After Lincoln passed the Confiscation Act of 1861, the Union reserved the right to seize any property used for, or by, the confederates. This act also applied to slaves, which opened the door for emancipation and abolition by obstructing southerners from recapturing runaways, referred to as “contraband” of war.

This decision agitated confederates, escalating violence and forcing the Union to reevaluate its tactics and plans. General McClellan, a personal friend of Lincoln’s, called for a “restrained war” in the well-known Harrison’s Landing Letter. Lincoln did not follow this advice, and passed the Militia Act of 1862, allowing blacks to serve in the Union Army. That same year, he passed the Second Confiscation Act, which allowed the president to seize all confederate property, not just that used for the war, including slaves.
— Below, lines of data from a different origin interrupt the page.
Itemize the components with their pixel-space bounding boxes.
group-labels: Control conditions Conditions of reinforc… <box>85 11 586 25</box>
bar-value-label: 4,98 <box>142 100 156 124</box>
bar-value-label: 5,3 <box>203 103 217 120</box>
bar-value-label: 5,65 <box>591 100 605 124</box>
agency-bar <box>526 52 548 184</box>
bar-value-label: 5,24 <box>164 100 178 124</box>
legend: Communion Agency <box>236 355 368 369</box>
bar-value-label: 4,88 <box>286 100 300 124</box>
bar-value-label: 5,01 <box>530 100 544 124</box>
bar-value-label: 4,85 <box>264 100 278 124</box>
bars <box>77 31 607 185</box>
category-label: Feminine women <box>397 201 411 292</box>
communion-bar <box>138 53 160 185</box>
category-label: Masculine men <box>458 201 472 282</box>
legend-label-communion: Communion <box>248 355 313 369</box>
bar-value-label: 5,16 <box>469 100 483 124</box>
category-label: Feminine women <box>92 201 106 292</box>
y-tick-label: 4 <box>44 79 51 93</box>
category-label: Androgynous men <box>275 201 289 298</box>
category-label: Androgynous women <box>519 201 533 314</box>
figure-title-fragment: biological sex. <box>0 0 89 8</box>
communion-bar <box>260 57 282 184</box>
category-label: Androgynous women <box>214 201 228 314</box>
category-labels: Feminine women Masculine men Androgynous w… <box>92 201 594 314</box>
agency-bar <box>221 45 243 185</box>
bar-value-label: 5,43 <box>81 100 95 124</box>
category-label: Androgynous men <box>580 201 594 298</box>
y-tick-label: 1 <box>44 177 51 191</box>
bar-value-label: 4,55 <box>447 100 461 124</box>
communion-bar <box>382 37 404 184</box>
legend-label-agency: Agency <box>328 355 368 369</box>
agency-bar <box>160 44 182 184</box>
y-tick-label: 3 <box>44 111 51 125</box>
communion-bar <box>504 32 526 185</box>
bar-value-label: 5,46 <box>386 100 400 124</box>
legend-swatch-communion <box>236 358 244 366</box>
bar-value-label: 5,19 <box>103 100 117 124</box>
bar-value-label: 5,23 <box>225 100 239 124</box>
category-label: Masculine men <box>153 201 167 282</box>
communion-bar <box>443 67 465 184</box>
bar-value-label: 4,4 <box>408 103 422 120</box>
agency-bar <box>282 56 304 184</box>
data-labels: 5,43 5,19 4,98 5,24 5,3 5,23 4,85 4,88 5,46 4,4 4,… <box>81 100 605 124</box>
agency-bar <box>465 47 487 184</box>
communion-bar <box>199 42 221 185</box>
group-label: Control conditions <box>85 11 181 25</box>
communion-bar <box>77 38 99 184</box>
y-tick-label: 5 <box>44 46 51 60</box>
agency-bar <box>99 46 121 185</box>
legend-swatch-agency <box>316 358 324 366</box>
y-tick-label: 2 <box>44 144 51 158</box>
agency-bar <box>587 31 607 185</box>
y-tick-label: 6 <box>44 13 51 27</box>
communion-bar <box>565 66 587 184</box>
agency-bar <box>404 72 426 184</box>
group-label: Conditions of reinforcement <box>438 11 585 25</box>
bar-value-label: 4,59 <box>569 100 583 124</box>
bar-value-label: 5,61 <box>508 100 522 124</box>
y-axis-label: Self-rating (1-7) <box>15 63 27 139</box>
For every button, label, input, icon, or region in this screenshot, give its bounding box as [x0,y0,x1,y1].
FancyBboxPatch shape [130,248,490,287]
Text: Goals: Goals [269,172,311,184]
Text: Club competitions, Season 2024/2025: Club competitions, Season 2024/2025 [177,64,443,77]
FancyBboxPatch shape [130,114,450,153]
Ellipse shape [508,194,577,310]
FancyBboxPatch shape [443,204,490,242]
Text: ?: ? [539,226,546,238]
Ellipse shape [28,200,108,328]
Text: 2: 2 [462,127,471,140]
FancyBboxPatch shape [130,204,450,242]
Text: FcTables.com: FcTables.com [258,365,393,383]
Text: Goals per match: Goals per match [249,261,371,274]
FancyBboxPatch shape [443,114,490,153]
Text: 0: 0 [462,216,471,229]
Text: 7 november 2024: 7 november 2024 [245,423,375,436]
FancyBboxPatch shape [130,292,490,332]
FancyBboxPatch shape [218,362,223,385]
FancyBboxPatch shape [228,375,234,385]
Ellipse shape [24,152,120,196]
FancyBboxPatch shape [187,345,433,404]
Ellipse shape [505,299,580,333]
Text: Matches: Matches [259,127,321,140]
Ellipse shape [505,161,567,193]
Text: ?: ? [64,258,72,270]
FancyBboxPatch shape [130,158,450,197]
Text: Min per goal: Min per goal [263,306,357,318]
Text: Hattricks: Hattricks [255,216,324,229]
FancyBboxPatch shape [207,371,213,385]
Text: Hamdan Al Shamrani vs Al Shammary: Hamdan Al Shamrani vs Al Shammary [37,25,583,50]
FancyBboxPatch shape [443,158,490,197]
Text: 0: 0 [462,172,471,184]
This prompted a mass exodus of enslaved individuals, who abandoned their plantations in order to live freely in the North. This rocked the foundation of many Confederates, who believed that slaves were loyal to their masters and happy in their subordinate position, said Glathaar.  Following the Second Confiscation Act, the Confederacy exercised no restraint when it came to black soldiers. This was exemplified in the Fort Pillow Massacre, during which Confederate soldiers broke into a Union hospital and killed the wounded black soldiers sleeping on their cots.

Although the Union was sending supplies to its troops at the beginning of the war, by the end the soldiers resorted to their infamous raiding strategy. General Sherman reportedly told his troops to “forage liberally” when they had the opportunity; this included stealing crops, livestock, clothing and medicine from civilians and prisoners. The raiding strategy also included trampling fields, uprooting railroad tracks, intimidating civilians, and freeing slaves, Glathaar explained. This ravaged the “property class” Southerners, whose lives were built around acquiring property.

This strategy utterly decimated the South by demoralizing confederate soldiers, limiting available supplies and promoting desertion. This caused a downward spiral for the Confederacy, who was crippled without munitions and foodstuffs delivered by the railroads. By the end of the war, General Lee was losing 120 men per day to desertion; 1200 soldiers, or a whole brigade, every 10 days.

Glatthaar concluded by explaining how this left a lasting hostility between Northerners and Southerners that is still felt today. “Every town from Tennessee to Texas swears that Sherman’s army marched through it,” Glatthaar said, “showing just how thoroughly [Sherman’s army] terrorized the South.